Longitudinal pathways of cerebrospinal fluid and positron emission tomography biomarkers of amyloid-ß positivity.

ABSTRACT

Mismatch between CSF and PET amyloid-ß biomarkers occurs in up to ≈20% of preclinical/prodromal Alzheimer's disease individuals. Factors underlying mismatching results remain unclear. In this study we hypothesized that CSF/PET discordance provides unique biological/clinical information. To test this hypothesis, we investigated non-demented and demented participants with CSF amyloid-ß42 and [18F]Florbetapir PET assessments at baseline (n = 867) and at 2-year follow-up (n = 289). Longitudinal trajectories of amyloid-ß positivity were tracked simultaneously for CSF and PET biomarkers. In the longitudinal cohort (n = 289), we found that participants with normal CSF/PET amyloid-ß biomarkers progressed more frequently toward CSF/PET discordance than to full CSF/PET positivity (χ2(1) = 5.40; p < 0.05). Progression to CSF+/PET+ status was ten times more frequent in cases with discordant biomarkers, as compared to csf-/pet- cases (χ2(1) = 18.86; p < 0.001). Compared to the CSF+/pet- group, the csf-/PET+ group had lower APOE-ε4ε4 prevalence (χ2(6) = 197; p < 0.001; n = 867) and slower rate of brain amyloid-ß accumulation (F(3,600) = 12.76; p < 0.001; n = 608).
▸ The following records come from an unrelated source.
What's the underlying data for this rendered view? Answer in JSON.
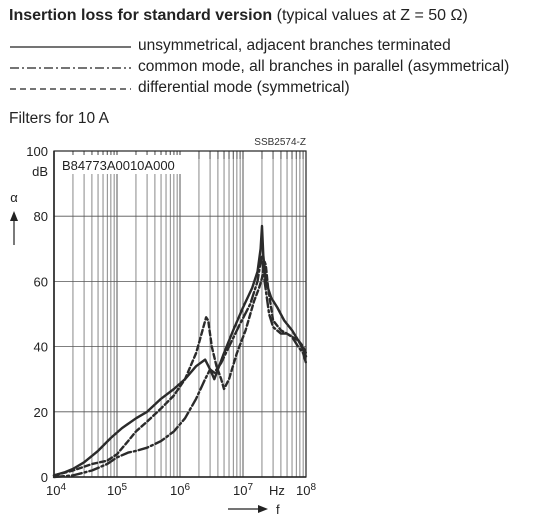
{
  "header": {
    "title_bold": "Insertion loss for standard version",
    "title_rest": " (typical values at Z = 50 Ω)"
  },
  "legend": [
    {
      "style": "solid",
      "label": "unsymmetrical, adjacent branches terminated"
    },
    {
      "style": "dashdot",
      "label": "common mode, all branches in parallel (asymmetrical)"
    },
    {
      "style": "dashed",
      "label": "differential mode (symmetrical)"
    }
  ],
  "subtitle": "Filters for 10 A",
  "chart_data": {
    "type": "line",
    "part_number": "B84773A0010A000",
    "figure_code": "SSB2574-Z",
    "xscale": "log",
    "xlim": [
      10000,
      100000000
    ],
    "ylim": [
      0,
      100
    ],
    "x_ticks": [
      {
        "value": 10000,
        "base": "10",
        "exp": "4"
      },
      {
        "value": 100000,
        "base": "10",
        "exp": "5"
      },
      {
        "value": 1000000,
        "base": "10",
        "exp": "6"
      },
      {
        "value": 10000000,
        "base": "10",
        "exp": "7"
      },
      {
        "value": 100000000,
        "base": "10",
        "exp": "8"
      }
    ],
    "x_unit": "Hz",
    "xlabel": "f",
    "y_ticks": [
      0,
      20,
      40,
      60,
      80,
      100
    ],
    "y_unit": "dB",
    "ylabel": "α",
    "grid": true,
    "series": [
      {
        "style": "solid",
        "points": [
          [
            10000,
            0.5
          ],
          [
            15000,
            1.5
          ],
          [
            20000,
            2.5
          ],
          [
            30000,
            4.5
          ],
          [
            50000,
            8
          ],
          [
            80000,
            12
          ],
          [
            120000,
            15
          ],
          [
            200000,
            18
          ],
          [
            300000,
            20
          ],
          [
            500000,
            24
          ],
          [
            800000,
            27
          ],
          [
            1200000,
            30
          ],
          [
            1800000,
            34
          ],
          [
            2500000,
            36
          ],
          [
            3000000,
            33
          ],
          [
            3500000,
            30
          ],
          [
            4000000,
            33
          ],
          [
            5000000,
            38
          ],
          [
            7000000,
            45
          ],
          [
            10000000,
            52
          ],
          [
            14000000,
            58
          ],
          [
            17000000,
            63
          ],
          [
            19000000,
            70
          ],
          [
            20000000,
            77
          ],
          [
            21000000,
            68
          ],
          [
            23000000,
            60
          ],
          [
            28000000,
            55
          ],
          [
            35000000,
            52
          ],
          [
            45000000,
            48
          ],
          [
            60000000,
            45
          ],
          [
            75000000,
            42
          ],
          [
            85000000,
            40
          ],
          [
            100000000,
            37
          ]
        ]
      },
      {
        "style": "dashdot",
        "points": [
          [
            10000,
            0
          ],
          [
            20000,
            0.5
          ],
          [
            40000,
            2
          ],
          [
            70000,
            4
          ],
          [
            100000,
            6
          ],
          [
            150000,
            7.5
          ],
          [
            200000,
            8
          ],
          [
            300000,
            9
          ],
          [
            500000,
            11
          ],
          [
            800000,
            14
          ],
          [
            1200000,
            18
          ],
          [
            1800000,
            24
          ],
          [
            2500000,
            30
          ],
          [
            3000000,
            33
          ],
          [
            3500000,
            32
          ],
          [
            4500000,
            35
          ],
          [
            6000000,
            40
          ],
          [
            9000000,
            47
          ],
          [
            13000000,
            53
          ],
          [
            17000000,
            60
          ],
          [
            19000000,
            66
          ],
          [
            20000000,
            68
          ],
          [
            22000000,
            60
          ],
          [
            26000000,
            50
          ],
          [
            30000000,
            46
          ],
          [
            40000000,
            44
          ],
          [
            50000000,
            44
          ],
          [
            60000000,
            43
          ],
          [
            75000000,
            40
          ],
          [
            90000000,
            38
          ],
          [
            100000000,
            35
          ]
        ]
      },
      {
        "style": "dashed",
        "points": [
          [
            10000,
            0.5
          ],
          [
            20000,
            2
          ],
          [
            40000,
            4
          ],
          [
            70000,
            5
          ],
          [
            100000,
            7
          ],
          [
            150000,
            11
          ],
          [
            200000,
            14
          ],
          [
            300000,
            17
          ],
          [
            500000,
            21
          ],
          [
            800000,
            25
          ],
          [
            1200000,
            30
          ],
          [
            1800000,
            38
          ],
          [
            2200000,
            44
          ],
          [
            2600000,
            49
          ],
          [
            2800000,
            48
          ],
          [
            3200000,
            40
          ],
          [
            3800000,
            34
          ],
          [
            4500000,
            30
          ],
          [
            5000000,
            27
          ],
          [
            6000000,
            30
          ],
          [
            8000000,
            38
          ],
          [
            11000000,
            45
          ],
          [
            15000000,
            54
          ],
          [
            18000000,
            58
          ],
          [
            20000000,
            61
          ],
          [
            22000000,
            66
          ],
          [
            23000000,
            65
          ],
          [
            25000000,
            58
          ],
          [
            30000000,
            48
          ],
          [
            40000000,
            45
          ],
          [
            50000000,
            44
          ],
          [
            60000000,
            43
          ],
          [
            75000000,
            42
          ],
          [
            90000000,
            40
          ],
          [
            100000000,
            38
          ]
        ]
      }
    ]
  }
}
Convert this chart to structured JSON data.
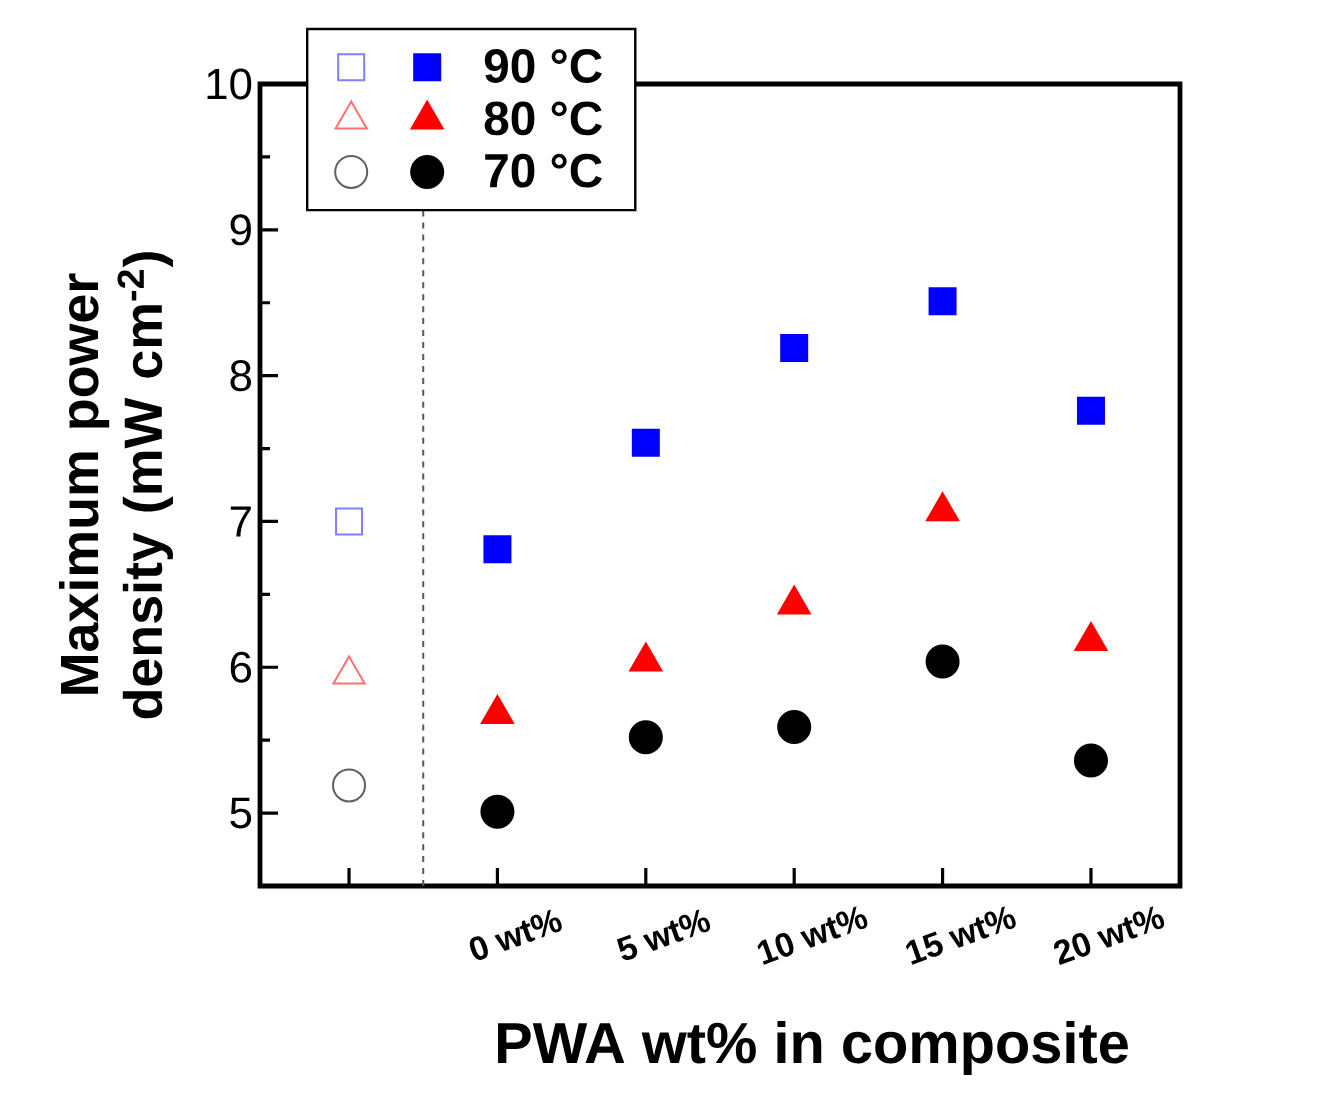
{
  "chart_data": {
    "type": "scatter",
    "xlabel": "PWA wt% in composite",
    "ylabel": "Maximum power density (mW cm$^{-2}$)",
    "categories": [
      null,
      "0 wt%",
      "5 wt%",
      "10 wt%",
      "15 wt%",
      "20 wt%"
    ],
    "ylim": [
      4.5,
      10
    ],
    "yticks": [
      5,
      {
        "value": 5.5,
        "label": null
      },
      6,
      {
        "value": 6.5,
        "label": null
      },
      7,
      {
        "value": 7.5,
        "label": null
      },
      8,
      {
        "value": 8.5,
        "label": null
      },
      9,
      {
        "value": 9.5,
        "label": null
      },
      10
    ],
    "legend": "top left",
    "series": [
      {
        "color": "#7f7fff",
        "marker": "square",
        "values": [
          7.0,
          null,
          null,
          null,
          null,
          null
        ]
      },
      {
        "name": "90 °C",
        "color": "#0000ff",
        "marker": "square",
        "values": [
          null,
          6.81,
          7.54,
          8.19,
          8.51,
          7.76
        ]
      },
      {
        "color": "#ff7070",
        "marker": "triangle",
        "values": [
          5.95,
          null,
          null,
          null,
          null,
          null
        ]
      },
      {
        "name": "80 °C",
        "color": "#ff0000",
        "marker": "triangle",
        "values": [
          null,
          5.68,
          6.04,
          6.43,
          7.07,
          6.18
        ]
      },
      {
        "color": "#606060",
        "marker": "circle",
        "values": [
          5.19,
          null,
          null,
          null,
          null,
          null
        ]
      },
      {
        "name": "70 °C",
        "color": "#000000",
        "marker": "circle",
        "values": [
          null,
          5.01,
          5.52,
          5.59,
          6.04,
          5.36
        ]
      }
    ]
  }
}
These results demonstrate that biomarker discordance is a typical stage in the natural history of amyloid-ß accumulation, with CSF or PET becoming abnormal first and not concurrently. Therefore, biomarker discordance allows for identification of individuals with elevated risk of progression toward fully abnormal amyloid-ß biomarkers, with subsequent risk of neurodegeneration and cognitive decline. Our results also suggest that there are two alternative pathways ("CSF-first" vs. "PET-first") toward established amyloid-ß pathology, characterized by different genetic profiles and rates of amyloid-ß accumulation. In conclusion, CSF and PET amyloid-ß biomarkers provide distinct information, with potential implications for their use as biomarkers in clinical trials.